Au rythme de mon ruban Vol.1 : Critiques

Yûnagi ni mae, boku no ribbon

Critique du volume manga

Publiée le Mercredi, 22 Octobre 2025

Toujours désireuses d'explorer les questions de diversité et d'acceptation de ce qui sort des normes de la société, les éditions Akata nous ont proposé de découvrir, ces derniers mois, la courte série Au Rythme de mon Ruban, dont le premier tome est sorti en France en juin dernier, tandis que le deuxième et dernier volume est arrivé en août, qui plus est dans leur trop rare collection Small qui, à l'image de titres comme Le secret de Madoka de Deme Kingyobachi et Leo de Moto Hagio, vise à toucher tous les publics dès le plus jeune âge.

De son nom original "Yûnagi ni mae, boku no ribbon" (que l'on pourrait traduire à peu près par "Danse lors du calme soir, mon ruban" ), cette oeuvre fut initialement prépubliée au Japon entre 2018 et 2020 dans le prestigieux magazine Harta d'Enterbrain/Kadokawa, magazine généralement réputé pour la patte graphique très personnelle et aboutie de ses artistes, à l'image de Kaoru Mori (Bride Stories), Aki Irie (Dans le sens du vent) ou encore Takuto kashiki (minuscule). Il s'agit là de la toute première série de la carrière de Yumi Kurokawa, mangaka qui avait auparavant signé quelques histoires courtes.

Ce manga s'ouvre sur des toutes premières pages peut-être prophétiques, où un jeune homme monte sur scène, devant un certain public étonné, pour exercer avec passion et talent la pratique qu'il adore et qui est normalement exclusivement féminine: la gymnastique rythmique. Ce garçon, il s'agit de Rintarô Haneda, et nous allons ensuite précisément suivre son histoire depuis ce jour de 1984 où, dans sa ville de Hiroshima, il a vu naître en lui cet intérêt normalement peu commun pour un garçon. Depuis la mort de sa mère, celui qui n'est encore qu'un petit garçon de primaire à ce moment-là a en quelque sorte perdu goût à la vie. A la maison, entre son deuil très difficile, ses nombreux pleurs et la façon dont son père pêcheur, lui-même devenu taciturne, le rabaisse sans cesse et le traite de femmelette, il n'a pour seul soutien que sa grande soeur Mika qui s'inquiète de le voir si terne. Et à l'école, à cause de son côté effacé et du fait qu'il n'a plus de maman, il est moqué et brimé par certains camarades de classe et ne doit son salut qu'à son amie Nodoka, qui le défend toujours. C'est dans ce contexte que, en cherchant un endroit où se planquer pour être seul et en arrivant à un sanctuaire, il tombe sur une vision hypnotique: celle de sa jeune enseignante, madame Samejima, en train de danser avec un ruban, à la faveur de la Lune. Marqué par cette vision, il fuit puis, le lendemain, voit la jeune femme donner un cours de gymnastique rythmique à Nodoka. Se sentant à nouveau fasciné par les gestes gracieux qu'il voit, il sent alors naître en lui le désir de, lui aussi, pratiquer cette activité...

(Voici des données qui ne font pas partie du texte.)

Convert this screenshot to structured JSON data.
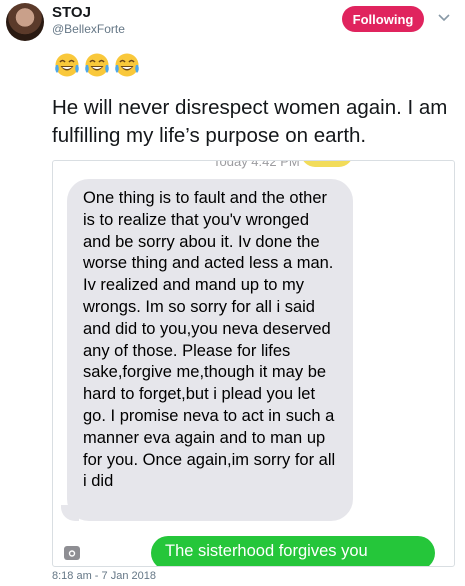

Quelque part entre le film Billy Elliot pour le parcours et l'acceptation d'un petit garçon dans un univers généralement jugé exclusivement féminin, et des mangas comme Running Girl ou Subaru pour la façon dont la passion permet au personnage principal de faire face aux épreuves, d'affronter ses démons, d'exprimer ses émotions et de trouver sa voie, Au Rythme de mon Ruban séduit d'emblée car, sauf si l'on n'a pas de coeur, voir cet enfant meurtri et mal dans sa peau trouver son épanouissement, quitte à se confronter aux obstacles dictés par les normes, a quelque chose de touchant et d'inspirant. Et même si, certe, il existe de la gymnastique masculine, de son côté c'est bel et bien dans la gym féminine qu'e Rintarô se sent bien.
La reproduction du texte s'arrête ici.